Manipulating visitors is not so difficult - we have already examined the tricks that establishments use to make guests pay more. Among other things, it is believed that in restaurants food is more healthy for a figure than in fast food establishments. But is it really so?
Not so long ago, a study by scientists from the Illinois Institute was presented in the European Journal of Clinical Nutrition . According to their data, fast food in some respects can be even a little healthier than eating in full-service restaurants. So how dangerous is eating out?
According to the results of a new study, restaurant food can cause excess weight as well as fast food. This once again confirms that people who want to lose weight should not visit catering places often. Oddly enough, this study found that fast food might not be as bad as eating in full-service restaurants.
Researchers examined the medical records of more than 18,000 American adults participating in the National Health and Nutrition Verification Program. This number included patients observed between 2003 and 2010.
Scientists have come to the conclusion that eating in full-service or fast-food restaurants, we get up to 200 extra calories per day. This can happen because visitors to full-service restaurants, succumbing to the entreaties of the waiters, can eat more food. While visitors to fast food restaurants are unlikely to drive up to the window of the car cafe a second or third time for an additional portion.
Restaurant food is rich in vitamins and minerals, unlike fast food or homemade food. However, it also contains more cholesterol and sodium than fast foods.
“People who eat in full-service restaurants consume significantly more cholesterol than those who eat at home. These extra 58 milligrams of cholesterol per day make up 20 percent of the maximum recommended daily intake of 300 calories, ” said Ruopeng An of the University of Illinois.
Americans eat an average of 3,100 milligrams (mg) of sodium per day, while the recommended rate for a healthy diet is between 1,500 and 2,300 mg per day. It turned out that eating in fast food restaurants, we exceed the daily norm by 300 mg, and in full-service restaurants - by 412 mg.

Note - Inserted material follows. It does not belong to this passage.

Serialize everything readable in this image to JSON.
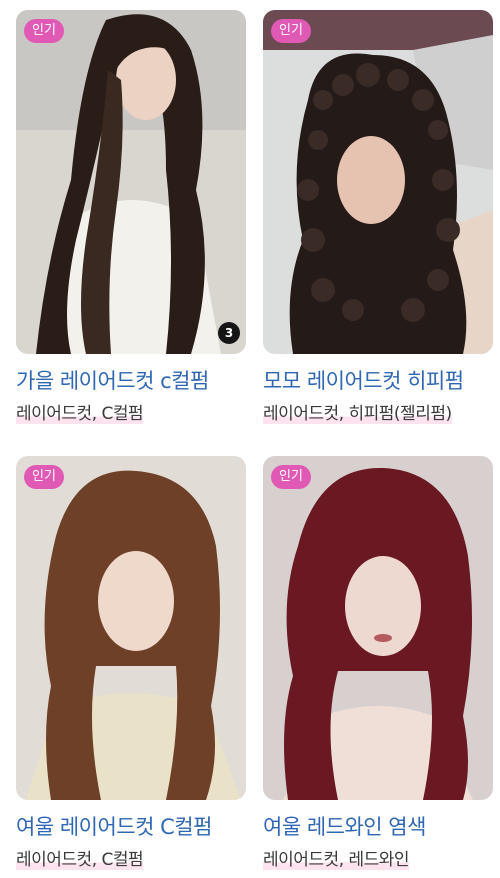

The university’s press release stated that “Exceeding the sodium standard causes even greater concern, as excessive sodium intake by the Americans poses a serious threat to public health, in particular, causes hypertension and heart disease.”

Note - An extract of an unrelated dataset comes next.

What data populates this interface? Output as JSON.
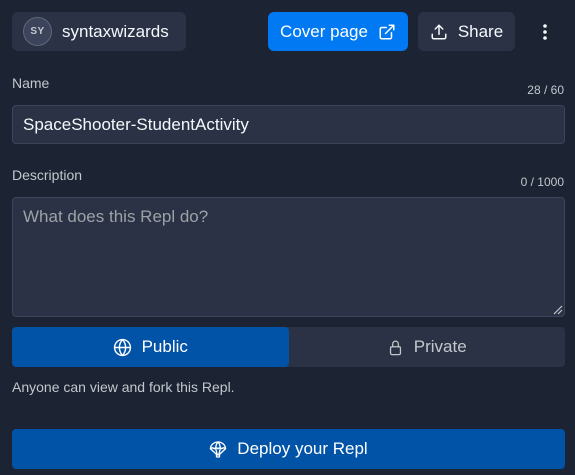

The study also found that African Americans consume more fats, including saturated fats, sugar and salt, than other races. Among all population groups, middle-income people consume the most fats, including saturated fats, sodium, and calories. And obese patients eat foods with a higher level of fat (saturated and total), cholesterol, sodium and calories, compared with patients who are overweight or healthy.
Researchers argue that the best way to stay on the right level of these substances is to eat at home, and also wisely approach the choice of food.